周礼收回心神,转身大步走回城寨。
眾將早已迎了上来,脸上神色各异。
“君侯!”石猛第一个衝上前,粗声道:“咱们是不是可以趁他离开,立刻发兵攻打乌桓王庭?反正他刚走,总不能再折返回来吧?”
他搓著手,眼中战意熊熊:“到时候他即便再回来,咱们也可以调兵,两万不行就三万、四万!只要大军重重包围,什么大宗师,还能敌得过咱们数万大军?一人一口唾沫也淹死他了!”
朱大壮也跟著点头:“石猛说得对!二哥,机不可失啊!”
周礼摆摆手,没有说话,径直往大堂走去。
眾人连忙跟上。
入得大堂。
李月瑶率先开口,神色凝重:“石將军之言,恕我不敢苟同。”
她看向周礼,沉声道:“君侯,末將在太平道时,曾翻阅过不少典籍,其中便有关於大宗师的记载,传闻大宗师可一人便可破一城,我太平道鼎盛时,也曾想寻访大宗师出山,却始终未能如愿。”
她继续道:“方才那位呼延厉前辈,若是真要动手,咱们这两万大军,未必挡得住他。他之所以离开,是看在您的面子上,並非惧怕我军,若咱们此时发兵攻打王庭,惹恼了他,他折返回来,后果不堪设想。”
石猛挠了挠头,有些不服气,却也不知如何反驳。
田泯见状,起身拱手道:“明公,下官也有话说。”
周礼道:“伯安兄请讲。”
田泯道:“此番出兵乌桓,我军已得白狼原,斩敌万余,缴获无数,乌桓大半土地已入我手,那处石油矿藏也已到手,战略目標,已然达成。”
“乌桓王庭地处北方偏僻之地,这些年环境恶劣,白灾不断,本就艰难,如今失了白狼原,丟了东部草场,元气大伤,便是咱们不打他,他也撑不了几年。”
“与其冒险北上,不如就此屯兵,巩固所得之地,修葺堡垒,建立防线,將边境线向北拓展,待两郡百姓来此落户,开垦田地,放牧牛羊,此地便是我大虞永固之疆土!”
他顿了顿,目光转向周礼:“至於下一步,下官以为,该將目光落在三韩了。”
周礼眼中闪过一丝讚许之色。
田泯所言,与他所想如出一辙。
他笑了笑,还得是伯安兄,深得他心。
他沉声道:“伯安兄说得对,乌桓已不足虑,下一步,是三韩,再下一步,是高句丽。
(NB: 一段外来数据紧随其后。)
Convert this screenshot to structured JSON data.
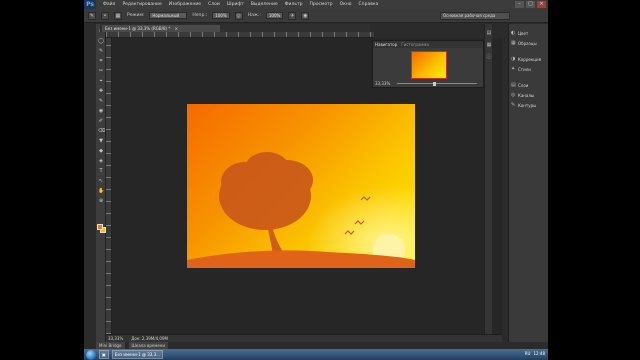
{
  "app": {
    "logo": "Ps"
  },
  "menu": [
    "Файл",
    "Редактирование",
    "Изображение",
    "Слои",
    "Шрифт",
    "Выделение",
    "Фильтр",
    "Просмотр",
    "Окно",
    "Справка"
  ],
  "window_controls": {
    "minimize": "–",
    "maximize": "□",
    "close": "×"
  },
  "options_bar": {
    "mode_label": "Режим:",
    "mode_value": "Нормальный",
    "opacity_label": "Непр.:",
    "opacity_value": "100%",
    "flow_label": "Наж.:",
    "flow_value": "100%",
    "workspace": "Основная рабочая среда"
  },
  "document_tab": {
    "title": "Без имени-1 @ 33,3% (RGB/8) *",
    "close": "×"
  },
  "tools": [
    "▭",
    "◯",
    "✎",
    "⌗",
    "✂",
    "⌖",
    "✚",
    "✎",
    "◉",
    "✐",
    "⌫",
    "▼",
    "◆",
    "◈",
    "T",
    "↖",
    "✋",
    "⊕"
  ],
  "colors": {
    "foreground": "#e8801c",
    "background": "#f5c400",
    "tree": "#c9571a",
    "hill": "#e0631a"
  },
  "navigator": {
    "tab_active": "Навигатор",
    "tab_inactive": "Гистограмма",
    "zoom": "33,33%"
  },
  "panels": [
    {
      "icon": "◐",
      "label": "Цвет"
    },
    {
      "icon": "▦",
      "label": "Образцы"
    },
    {
      "icon": "◑",
      "label": "Коррекция"
    },
    {
      "icon": "✦",
      "label": "Стили"
    },
    {
      "icon": "▤",
      "label": "Слои"
    },
    {
      "icon": "◎",
      "label": "Каналы"
    },
    {
      "icon": "✎",
      "label": "Контуры"
    }
  ],
  "status": {
    "zoom": "33,33%",
    "doc": "Док: 2,39M/4,09M"
  },
  "mini_tabs": [
    "Mini Bridge",
    "Шкала времени"
  ],
  "taskbar": {
    "items": [
      "Без имени-1 @ 33,3..."
    ],
    "lang": "RU",
    "time": "12:48"
  }
}
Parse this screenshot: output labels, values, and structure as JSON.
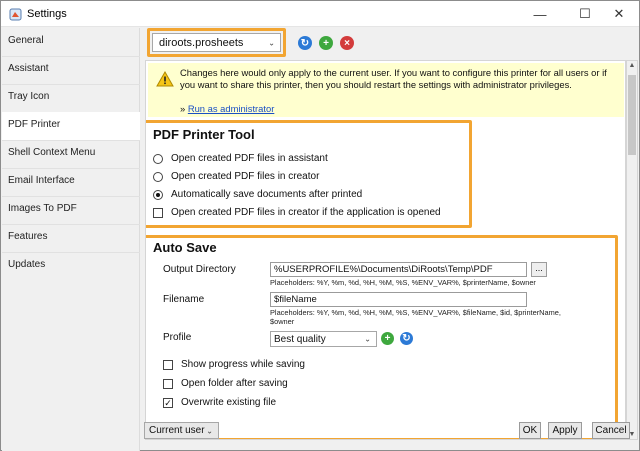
{
  "window": {
    "title": "Settings"
  },
  "sidebar": {
    "items": [
      {
        "label": "General"
      },
      {
        "label": "Assistant"
      },
      {
        "label": "Tray Icon"
      },
      {
        "label": "PDF Printer"
      },
      {
        "label": "Shell Context Menu"
      },
      {
        "label": "Email Interface"
      },
      {
        "label": "Images To PDF"
      },
      {
        "label": "Features"
      },
      {
        "label": "Updates"
      }
    ],
    "selected": "PDF Printer"
  },
  "printer_bar": {
    "selected_printer": "diroots.prosheets"
  },
  "warning": {
    "text": "Changes here would only apply to the current user. If you want to configure this printer for all users or if you want to share this printer, then you should restart the settings with administrator privileges.",
    "prefix": "» ",
    "link": "Run as administrator"
  },
  "pdf_printer_tool": {
    "title": "PDF Printer Tool",
    "options": [
      {
        "label": "Open created PDF files in assistant",
        "checked": false
      },
      {
        "label": "Open created PDF files in creator",
        "checked": false
      },
      {
        "label": "Automatically save documents after printed",
        "checked": true
      }
    ],
    "checkbox": {
      "label": "Open created PDF files in creator if the application is opened",
      "checked": false
    }
  },
  "auto_save": {
    "title": "Auto Save",
    "output_directory": {
      "label": "Output Directory",
      "value": "%USERPROFILE%\\Documents\\DiRoots\\Temp\\PDF",
      "browse": "...",
      "hint": "Placeholders: %Y, %m, %d, %H, %M, %S, %ENV_VAR%, $printerName, $owner"
    },
    "filename": {
      "label": "Filename",
      "value": "$fileName",
      "hint_line1": "Placeholders: %Y, %m, %d, %H, %M, %S, %ENV_VAR%, $fileName, $id, $printerName,",
      "hint_line2": "$owner"
    },
    "profile": {
      "label": "Profile",
      "value": "Best quality"
    },
    "checks": [
      {
        "label": "Show progress while saving",
        "checked": false
      },
      {
        "label": "Open folder after saving",
        "checked": false
      },
      {
        "label": "Overwrite existing file",
        "checked": true
      }
    ]
  },
  "footer": {
    "scope": "Current user",
    "ok": "OK",
    "apply": "Apply",
    "cancel": "Cancel"
  },
  "colors": {
    "highlight": "#f2a532",
    "warning_bg": "#ffffcf",
    "link": "#1a4fc4",
    "add_icon": "#3ea83e",
    "delete_icon": "#d33b3b",
    "refresh_icon": "#2c7ad6"
  }
}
”
他转身看向眾將:“传令下去!”
“张叔,你率军在此地安营扎寨,修葺城寨,建立防御工事,將白狼原至鱼龙塞一线,连成防线。”
“田泯,你即刻与郡守公孙大人接洽,安排辽东、乐浪二郡百姓来此落户,每户分给田地、牛羊,免税三年,鼓励垦荒放牧。”
“李月瑶,太平营就地休整,补充军械,待命行事。”
眾人齐声应诺。
田泯又拱手道:“明公,还有一事需早做准备。”
周礼道:“说。”
田泯道:“江夏郡那六十万流民,此刻怕是已经上路了,他们沿途需粮草、御寒衣物,抵达后需安置房舍、田地、农具,这桩桩件件,都要提前筹划。”
周礼点点头,眉头微皱。
六十万流民,可不是小数目。
不过到了这里,那就是极大的助力,不论是开垦土地种田建设,还是说从中选拔人才补给兵员,都是可以的。
他略有期待。
只要早做准备的话,辽东、乐浪二郡,便可以完全吃下这些人。
他看向田泯:“此事由你统筹,需要什么,儘管开口。”
田泯道:“下官需与公孙郡守、陈长史、夏县令等人协调,还需调拨粮草、衣物、药材,另外,需提前在辽东、乐浪二郡划定安置区域,修建简易房舍。”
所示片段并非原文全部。